PANAMA CITY: Panama’s president Jose Raul Mulino on Sunday dismissed recent threats made by US President-elect Donald Trump to retake control of the Panama Canal over complaints of “unfair” treatment of American ships.
“Every square meter of the Panama Canal and its adjacent areas belongs to Panama and will continue belonging to Panama,” Mulino said in a video posted to X.
Mulino’s public comments, though never mentioning Trump by name, come a day after the president-elect complained about the canal on his Truth Social platform.
“Our Navy and Commerce have been treated in a very unfair and injudicious way. The fees being charged by Panama are ridiculous,” he said.

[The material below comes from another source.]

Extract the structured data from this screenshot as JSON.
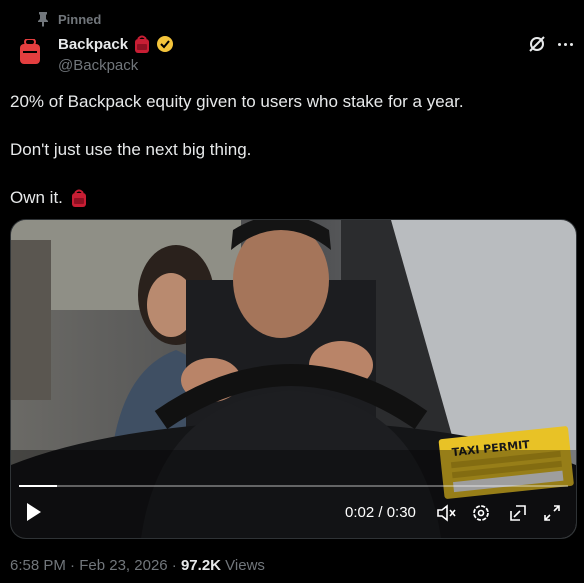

Trump also complained of China’s growing influence around the canal, a worrying trend for American interests as US businesses depend on the channel to move goods between the Atlantic and Pacific oceans.
“It was solely for Panama to manage, not China, or anyone else,” Trump said. “We would and will NEVER let it fall into the wrong hands!“
The Panama Canal, which was completed by the United States in 1914, was returned to the Central American country under a 1977 deal signed by Democratic president Jimmy Carter.
Panama took full control in 1999.
Trump said that if Panama could not ensure “the secure, efficient and reliable operation” of the channel, “then we will demand that the Panama Canal be returned to us, in full, and without question.”
Mulino rejected Trump’s claims in his video message, though he also said he hopes to have “a good and respectful relationship” with the incoming administration.
“The canal has no direct or indirect control from China, nor the European Union, nor the United States or any other power,” Mulino said. “As a Panamanian, I reject any manifestation that misrepresents this reality.”